Il sindaco di Agrigento Miccichè replica alla segreteria provinciale della DC di Agrigento

“A proposito del comunicato stampa diramato ieri, 31 ottobre, dalla segreteria provinciale della Democrazia Cristiana di Agrigento. Giorno 7 ottobre scorso ho partecipato a Ribera, invitato dal segretario nazionale della DC Totò Cuffaro e nell’ambito della Festa dell’amicizia, ad una tavola rotonda nella quale si è parlato di turismo, di cultura e quindi di Agrigento Capitale Italiana della Cultura 2025”. Lo dice il sindaco di Agrigento Francesco Miccichè che replica alla segreteria provincia della Democrazia Cristiana di Agrigento.
“Sono stato accolto benissimo: complimenti, congratulazioni e disponibilità, da parte di Totò Cuffaro e di tutti i deputati presenti, incontro proficuo e cordiale che si è concluso con l’intesa di rivedersi molto presto per lavorare insieme alla realizzazione del progetto – aggiunge il sindaco agrigentino che si domanda – Perché ieri, a distanza di poche settimane, senza nessun motivo reale, la segreteria provinciale DC attacca il mio operato?”
“Io in vita mia ho sempre costruito, realizzato, ragionato e ho sempre cercato soluzioni condivise – continua Miccichè – non capisco il senso e il fine del comunicato; non condivido il “gioco a rompere” da parte della DC, un partito in maggioranza alla Regione con i partiti che sostengono la mia amministrazione.
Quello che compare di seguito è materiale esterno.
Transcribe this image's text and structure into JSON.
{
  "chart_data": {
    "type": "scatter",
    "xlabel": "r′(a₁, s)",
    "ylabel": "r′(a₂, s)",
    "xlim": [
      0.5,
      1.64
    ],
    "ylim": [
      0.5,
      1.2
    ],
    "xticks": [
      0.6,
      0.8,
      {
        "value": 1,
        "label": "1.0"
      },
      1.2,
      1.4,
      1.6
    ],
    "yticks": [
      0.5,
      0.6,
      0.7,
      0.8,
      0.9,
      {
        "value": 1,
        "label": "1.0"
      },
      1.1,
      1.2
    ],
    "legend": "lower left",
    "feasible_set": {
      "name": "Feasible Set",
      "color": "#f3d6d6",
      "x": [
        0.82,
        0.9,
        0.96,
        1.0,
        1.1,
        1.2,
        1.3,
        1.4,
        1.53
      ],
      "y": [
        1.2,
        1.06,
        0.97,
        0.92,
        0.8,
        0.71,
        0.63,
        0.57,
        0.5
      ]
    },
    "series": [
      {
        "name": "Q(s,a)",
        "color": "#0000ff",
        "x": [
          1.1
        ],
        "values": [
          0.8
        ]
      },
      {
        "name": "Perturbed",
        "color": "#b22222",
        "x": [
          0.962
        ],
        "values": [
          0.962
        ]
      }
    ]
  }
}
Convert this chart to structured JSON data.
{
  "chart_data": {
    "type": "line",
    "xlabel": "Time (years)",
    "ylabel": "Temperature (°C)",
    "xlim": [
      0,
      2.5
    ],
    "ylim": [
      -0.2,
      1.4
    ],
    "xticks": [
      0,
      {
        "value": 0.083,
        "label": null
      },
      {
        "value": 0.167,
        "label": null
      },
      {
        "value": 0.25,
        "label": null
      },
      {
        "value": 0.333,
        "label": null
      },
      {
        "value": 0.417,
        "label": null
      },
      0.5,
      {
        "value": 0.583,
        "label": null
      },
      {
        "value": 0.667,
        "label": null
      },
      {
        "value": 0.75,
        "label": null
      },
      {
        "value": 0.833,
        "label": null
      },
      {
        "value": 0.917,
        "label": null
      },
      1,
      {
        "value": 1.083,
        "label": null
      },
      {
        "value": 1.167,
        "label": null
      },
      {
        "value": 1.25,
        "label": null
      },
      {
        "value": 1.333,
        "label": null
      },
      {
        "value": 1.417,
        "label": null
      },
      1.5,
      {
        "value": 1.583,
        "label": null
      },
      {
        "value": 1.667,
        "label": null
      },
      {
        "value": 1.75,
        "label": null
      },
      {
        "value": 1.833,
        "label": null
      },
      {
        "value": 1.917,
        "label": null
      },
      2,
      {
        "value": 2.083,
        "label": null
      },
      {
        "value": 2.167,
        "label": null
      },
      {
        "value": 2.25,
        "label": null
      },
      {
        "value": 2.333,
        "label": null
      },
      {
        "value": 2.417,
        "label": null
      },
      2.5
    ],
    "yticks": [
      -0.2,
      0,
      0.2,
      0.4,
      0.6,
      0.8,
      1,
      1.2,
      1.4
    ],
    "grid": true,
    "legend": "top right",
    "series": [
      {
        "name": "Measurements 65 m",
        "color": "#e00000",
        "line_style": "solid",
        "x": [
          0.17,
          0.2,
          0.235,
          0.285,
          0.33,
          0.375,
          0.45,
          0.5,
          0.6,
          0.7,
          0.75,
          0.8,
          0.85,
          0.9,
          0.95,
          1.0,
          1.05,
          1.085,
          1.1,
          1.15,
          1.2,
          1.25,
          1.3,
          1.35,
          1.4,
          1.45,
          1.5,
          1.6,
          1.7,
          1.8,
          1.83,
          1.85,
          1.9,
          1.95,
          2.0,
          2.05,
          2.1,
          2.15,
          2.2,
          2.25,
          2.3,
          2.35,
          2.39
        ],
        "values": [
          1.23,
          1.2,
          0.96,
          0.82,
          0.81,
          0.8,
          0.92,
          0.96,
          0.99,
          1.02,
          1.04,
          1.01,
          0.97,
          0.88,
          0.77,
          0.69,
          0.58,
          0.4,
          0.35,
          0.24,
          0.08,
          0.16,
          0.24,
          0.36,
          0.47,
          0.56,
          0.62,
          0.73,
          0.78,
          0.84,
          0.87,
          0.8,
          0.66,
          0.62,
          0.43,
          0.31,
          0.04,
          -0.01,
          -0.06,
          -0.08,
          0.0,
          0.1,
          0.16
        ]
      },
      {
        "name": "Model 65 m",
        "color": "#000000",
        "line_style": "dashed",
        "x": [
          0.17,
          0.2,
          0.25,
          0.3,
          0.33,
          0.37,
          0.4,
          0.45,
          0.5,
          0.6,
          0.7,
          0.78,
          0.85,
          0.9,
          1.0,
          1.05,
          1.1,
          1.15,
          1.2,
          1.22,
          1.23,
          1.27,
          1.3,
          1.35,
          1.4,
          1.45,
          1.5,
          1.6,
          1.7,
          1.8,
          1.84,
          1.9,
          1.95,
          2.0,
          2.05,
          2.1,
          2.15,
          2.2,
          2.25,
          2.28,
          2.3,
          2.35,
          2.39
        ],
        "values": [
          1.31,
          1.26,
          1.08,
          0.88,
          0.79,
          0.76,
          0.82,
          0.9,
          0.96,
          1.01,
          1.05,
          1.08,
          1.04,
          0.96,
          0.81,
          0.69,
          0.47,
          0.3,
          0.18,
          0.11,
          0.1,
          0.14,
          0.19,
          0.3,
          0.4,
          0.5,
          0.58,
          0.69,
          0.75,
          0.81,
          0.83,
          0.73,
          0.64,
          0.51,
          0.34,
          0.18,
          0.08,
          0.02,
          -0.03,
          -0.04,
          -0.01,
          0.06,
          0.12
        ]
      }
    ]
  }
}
Non comprendo queste dinamiche politiche – aggiunge il primo cittadino di Agrigento che continua a domandarsi – È a conoscenza il segretario nazionale Totò Cuffaro del comunicato stampa? Io dico di no”.
“Ricordo a me stesso e a tutti che il 31 marzo scorso Agrigento ha raggiunto un risultato straordinario, unico, meraviglioso. Sfruttiamolo! Cerchiamo di remare tutti dalla stessa parte nel primario interesse di Agrigento; cerchiamo tutti insieme di non perdere questa occasione. Le amministrazioni comunali passano, Agrigento è eterna; lasciatela fuori dalle beghe politiche”, termina il sindaco Miccichè.